Church history has been made in Britain with the first-ever visit by a Pope and by new calls for unity between the Anglican and Roman Catholic churches, Monitor correspondent David Willis writes.
Pope John Paul II arrived in Britain May 28th, just over 400 years after Henry VIII had severed links with Rome in the 16th century. The visit was almost prevented by Britain's war with Roman Catholic Argentina over the Falkland Islands.
The Pope immediately added a political dimension by referring specifically and repeatedly to the need for peace in the Falklands as he carried out a heavy schedule of public appearances. He is due to leave Wednesday night for Rome. To counter Latin American criticism of his visit, he announced plans to visit Argentina June 11 and 12, where he is also expected to call for peace.
The Pope spent 30 minutes with Queen Elizabeth May 28, repaying a previous visit by the Queen to the Vatican. The Queen is Supreme Governor of the Church of England. Her son, Prince Andrew, is serving with the British task force in the South Atlantic.
As television cameras followed his every move, the Pope worshipped in Canterbury Cathedral with Archbishop Robert Runcie May 29. The two men signed a document setting up a new joint commission to continue the search for formal Anglo-Catholic unity. A similar commission March 31 reached agreement on considering the Pope as the ''Universal Pastor'' for a combined church.

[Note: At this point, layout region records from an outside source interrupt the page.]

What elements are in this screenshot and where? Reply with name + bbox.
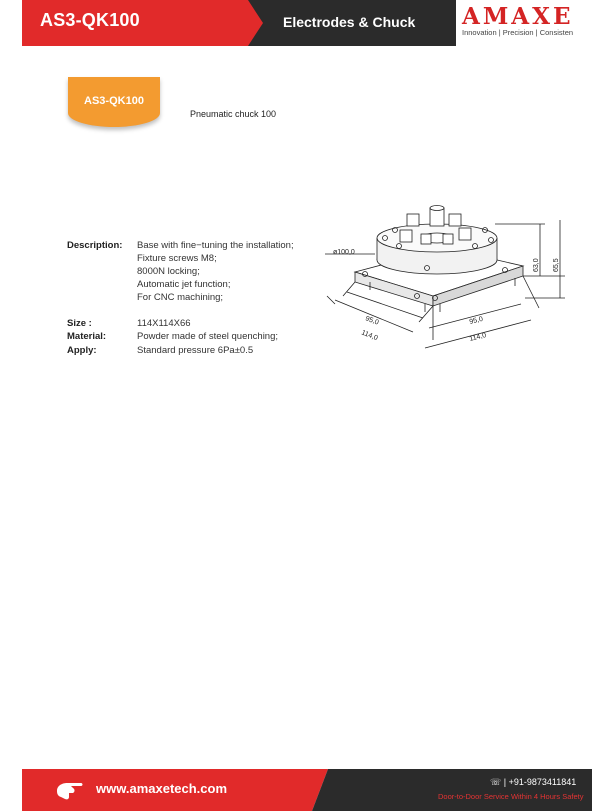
dim-diameter-100: ø100,0 [333,249,355,256]
brand-tagline: Innovation | Precision | Consisten [462,28,574,37]
description-line-4: Automatic jet function; [137,279,231,290]
material-value: Powder made of steel quenching; [137,331,279,342]
material-label: Material: [67,331,107,342]
apply-label: Apply: [67,345,97,356]
size-label: Size : [67,318,92,329]
description-line-2: Fixture screws M8; [137,253,217,264]
footer-dark-band [312,769,592,811]
header-category: Electrodes & Chuck [283,14,416,30]
description-line-3: 8000N locking; [137,266,200,277]
footer-service-text: Door-to-Door Service Within 4 Hours Safety [438,792,584,801]
brand-name: AMAXE [462,3,574,30]
dim-95-right: 95,0 [468,315,484,326]
size-value: 114X114X66 [137,318,191,329]
phone-icon: ☏ [490,777,502,787]
chuck-technical-drawing [325,200,575,368]
apply-value: Standard pressure 6Pa±0.5 [137,345,254,356]
dim-63: 63,0 [533,258,540,272]
description-label: Description: [67,240,123,251]
footer-phone-number: +91-9873411841 [508,777,577,787]
product-badge [68,77,160,127]
hand-pointer-icon [55,777,85,803]
dim-65-5: 65,5 [553,258,560,272]
footer-phone: ☏ | +91-9873411841 [490,777,577,787]
dim-114-left: 114,0 [360,329,379,343]
footer-website-link[interactable]: www.amaxetech.com [96,781,228,796]
description-line-1: Base with fine−tuning the installation; [137,240,294,251]
header-product-code: AS3-QK100 [40,10,140,30]
dim-95-left: 95,0 [364,315,380,327]
brand-logo [456,0,592,46]
description-line-5: For CNC machining; [137,292,224,303]
product-badge-label: AS3-QK100 [84,95,144,107]
product-name: Pneumatic chuck 100 [190,109,277,119]
dim-114-right: 114,0 [468,332,487,343]
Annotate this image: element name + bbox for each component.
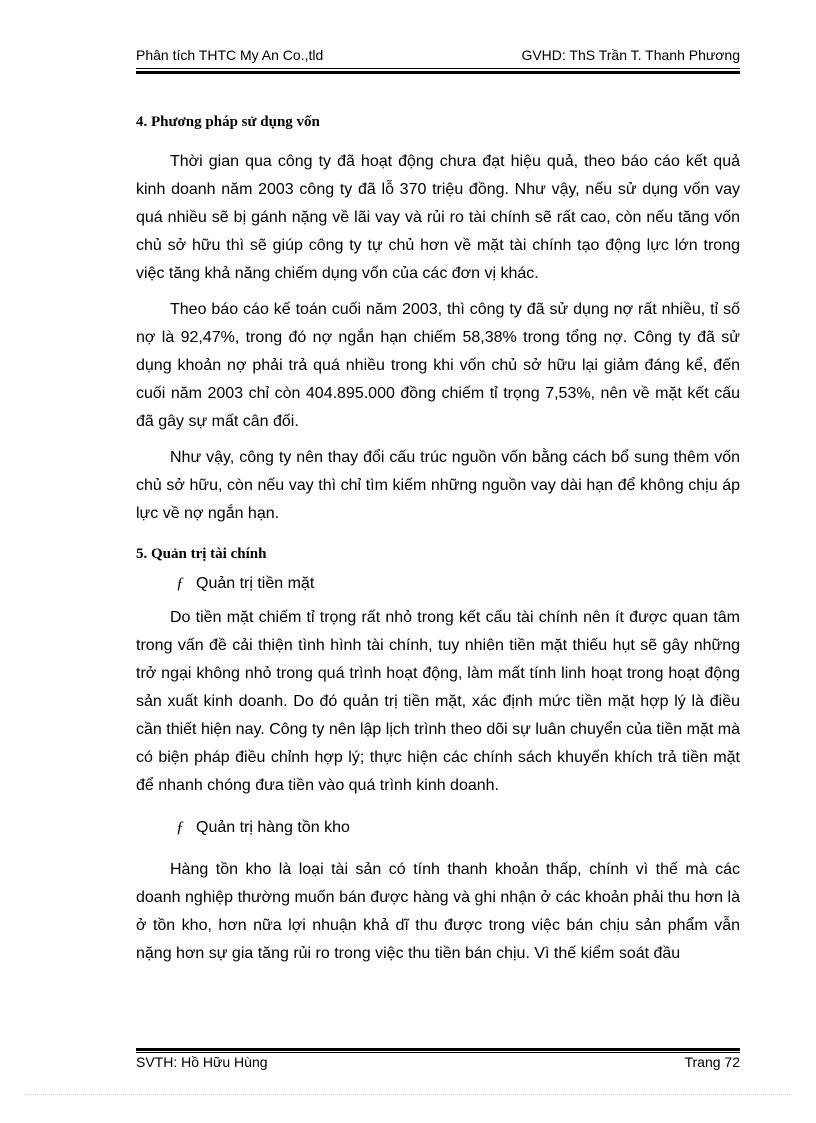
bullet-inventory-title: Quản trị hàng tồn kho	[196, 819, 350, 836]
page-edge-divider	[24, 1094, 792, 1095]
section-4-paragraph-1: Thời gian qua công ty đã hoạt động chưa đạt hiệu quả, theo báo cáo kết quả kinh doanh năm 2003 công ty đã lỗ 370 triệu đồng. Như vậy, nếu sử dụng vốn vay quá nhiều sẽ bị gánh nặng về lãi vay và rủi ro tài chính sẽ rất cao, còn nếu tăng vốn chủ sở hữu thì sẽ giúp công ty tự chủ hơn về mặt tài chính tạo động lực lớn trong việc tăng khả năng chiếm dụng vốn của các đơn vị khác.	[136, 153, 740, 282]
footer-rule-thick	[136, 1048, 740, 1051]
bullet-inventory-management	[136, 816, 740, 840]
page-footer	[136, 1053, 740, 1073]
section-4-paragraph-2: Theo báo cáo kế toán cuối năm 2003, thì công ty đã sử dụng nợ rất nhiều, tỉ số nợ là 92,47%, trong đó nợ ngắn hạn chiếm 58,38% trong tổng nợ. Công ty đã sử dụng khoản nợ phải trả quá nhiều trong khi vốn chủ sở hữu lại giảm đáng kể, đến cuối năm 2003 chỉ còn 404.895.000 đồng chiếm tỉ trọng 7,53%, nên về mặt kết cấu đã gây sự mất cân đối.	[136, 301, 740, 430]
inventory-management-paragraph: Hàng tồn kho là loại tài sản có tính thanh khoản thấp, chính vì thế mà các doanh nghiệp thường muốn bán được hàng và ghi nhận ở các khoản phải thu hơn là ở tồn kho, hơn nữa lợi nhuận khả dĩ thu được trong việc bán chịu sản phẩm vẫn nặng hơn sự gia tăng rủi ro trong việc thu tiền bán chịu. Vì thế kiểm soát đầu	[136, 861, 740, 962]
section-4-heading: 4. Phương pháp sử dụng vốn	[136, 114, 320, 130]
cash-management-paragraph: Do tiền mặt chiếm tỉ trọng rất nhỏ trong kết cấu tài chính nên ít được quan tâm trong vấn đề cải thiện tình hình tài chính, tuy nhiên tiền mặt thiếu hụt sẽ gây những trở ngại không nhỏ trong quá trình hoạt động, làm mất tính linh hoạt trong hoạt động sản xuất kinh doanh. Do đó quản trị tiền mặt, xác định mức tiền mặt hợp lý là điều cần thiết hiện nay. Công ty nên lập lịch trình theo dõi sự luân chuyển của tiền mặt mà có biện pháp điều chỉnh hợp lý; thực hiện các chính sách khuyến khích trả tiền mặt để nhanh chóng đưa tiền vào quá trình kinh doanh.	[136, 609, 740, 794]
section-4-paragraph-3: Như vậy, công ty nên thay đổi cấu trúc nguồn vốn bằng cách bổ sung thêm vốn chủ sở hữu, còn nếu vay thì chỉ tìm kiếm những nguồn vay dài hạn để không chịu áp lực về nợ ngắn hạn.	[136, 449, 740, 522]
footer-author: SVTH: Hồ Hữu Hùng	[136, 1054, 268, 1070]
bullet-cash-title: Quản trị tiền mặt	[196, 575, 315, 592]
bullet-icon: ƒ	[176, 575, 184, 592]
header-rule-thin	[136, 68, 740, 69]
page-body	[136, 112, 740, 968]
header-left-text: Phân tích THTC My An Co.,tld	[136, 47, 324, 63]
page-number: Trang 72	[684, 1054, 740, 1070]
section-5-heading: 5. Quản trị tài chính	[136, 546, 267, 562]
bullet-cash-management	[136, 572, 740, 596]
page-header	[136, 46, 740, 66]
header-right-text: GVHD: ThS Trần T. Thanh Phương	[521, 47, 740, 63]
bullet-icon: ƒ	[176, 819, 184, 836]
header-rule-thick	[136, 71, 740, 74]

Such unity however is firmly opposed by many Low-Church Anglicans, Protestants, and Roman Catholics as a denial of the their own deeply held beliefs.
Crowds greeting the Pope in sunny weather were markedly smaller than expected in southern England, although they increased when the Pope reached Liverpool to the north. At the end of May 30, attendances totalled about 750,000, compared to previous estimates of 1.5 million.